Pourtant, il y a quelques semaines, certains avaient espéré qu’Agnès Buzyn, toujours solidement attachée à son passé de présidente de l’INCA, serait ce porte-parole attendu de la lutte contre l’alcool, là où ses prédécesseurs s’étaient laissés imposer des impératifs économiques bien éloignés des considérations de santé publique. Sur France 2, le 7 février, le ministre remarque que le slogan qui figure aujourd’hui sur les bouteilles d’alcool n’est pas adapté : « Avec modération (…) c’est un mauvais mot ; "l’alcool est mauvais pour la santé" serait le vrai message de santé publique » observe-t-elle espérant que le quinquennat permettra de faire évoluer cette situation. Agnès Buzyn s’inscrit ainsi dans la lignée des recommandations de nombreux spécialistes de santé publique et entre autres du Haut conseil de la santé publique (HCSP).

N’emmerder personne

Désormais, pourtant, il n’en est plus question. Déjà, dimanche, avant la présentation du plan prévention, Agnès Buzyn faisait son "mea culpa". « Le Président a raison quand il dit qu’il ne faut pas emmerder les Français. Les Français n’ont pas besoin d’être emmerdés, mais faire de la pédagogie et de l’information, çà n’emmerde personne et c’est ma façon de faire de la santé publique », précisait-elle sur France Inter se montrant bien moins combattive. Hier, elle confirmait qu’elle avait totalement baissé les armes. Interrogée sur RTL sur sa volonté de faire évoluer le message figurant sur les bouteilles d’alcool qui précise que l’abus d’alcool est dangereux pour la santé, elle ne retient plus comme il y a un mois que c’est la consommation même qui est problématique. Remplacer le message actuel par « l’alcool nuit à la santé » « peut laisser penser qu’on est pour une action de prohibition, c’est-à-dire qu’on ne veut pas d’alcool du tout, or ce n’est pas le cas aujourd’hui.
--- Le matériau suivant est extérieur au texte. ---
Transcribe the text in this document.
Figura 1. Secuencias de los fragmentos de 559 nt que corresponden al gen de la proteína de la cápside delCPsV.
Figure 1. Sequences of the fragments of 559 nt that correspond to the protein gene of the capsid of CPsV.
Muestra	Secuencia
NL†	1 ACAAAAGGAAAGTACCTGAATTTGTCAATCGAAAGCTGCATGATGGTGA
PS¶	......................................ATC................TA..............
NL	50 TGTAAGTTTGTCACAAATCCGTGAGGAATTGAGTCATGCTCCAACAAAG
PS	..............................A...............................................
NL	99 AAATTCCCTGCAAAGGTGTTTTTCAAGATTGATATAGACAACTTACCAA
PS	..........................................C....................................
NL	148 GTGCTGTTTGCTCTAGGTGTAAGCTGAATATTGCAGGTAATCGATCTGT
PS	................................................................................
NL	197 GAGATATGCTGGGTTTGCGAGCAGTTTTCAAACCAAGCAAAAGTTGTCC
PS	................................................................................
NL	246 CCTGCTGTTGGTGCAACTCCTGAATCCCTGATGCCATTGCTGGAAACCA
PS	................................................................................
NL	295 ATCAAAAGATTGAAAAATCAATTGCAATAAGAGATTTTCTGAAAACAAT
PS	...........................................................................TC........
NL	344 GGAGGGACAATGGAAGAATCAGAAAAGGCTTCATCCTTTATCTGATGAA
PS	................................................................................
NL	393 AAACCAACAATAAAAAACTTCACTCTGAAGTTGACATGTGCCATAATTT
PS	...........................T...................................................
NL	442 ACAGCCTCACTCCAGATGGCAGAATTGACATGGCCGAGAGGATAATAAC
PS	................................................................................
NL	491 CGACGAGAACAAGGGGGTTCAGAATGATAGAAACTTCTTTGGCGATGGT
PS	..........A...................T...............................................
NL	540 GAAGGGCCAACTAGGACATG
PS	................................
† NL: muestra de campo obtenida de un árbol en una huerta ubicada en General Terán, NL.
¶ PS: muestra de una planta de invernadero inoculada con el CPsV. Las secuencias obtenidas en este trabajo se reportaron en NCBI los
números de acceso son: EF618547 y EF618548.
C’est une recommandation du Haut conseil de santé publique, mais je pense qu’il faut informer les Français sur le fait que l’alcool nuit à la santé de manière proportionnelle à la dose et que chacun doit être en capacité de choisir ». L’évolution est saisissante et ne peut que décevoir certains médecins (et rassurer les viticulteurs et les alcooliers) . Néanmoins, refusant de renoncer à leur lutte, les spécialistes de santé publique espèrent qu’un véritable virage sera amorcé à l’occasion de la présentation en avril du plan addiction*.

A suivre.

* Les signataires sont le Pr Michel Reynaud, président du Fonds action addiction, les président et vice-président de l’Association nationale de prévention en alcoologie et addictologie (ANPAA) Nicolas Simon et Bernard Basset, Irène Frachon (pneumologue à Brest), Catherine Hill et Serge Hercberg (épidémiologistes), Amine Benyamina (psychiatre, addictologue), Albert Hirsch (Ligue contre le cancer) et Gérard Dubois (Académie de médecine).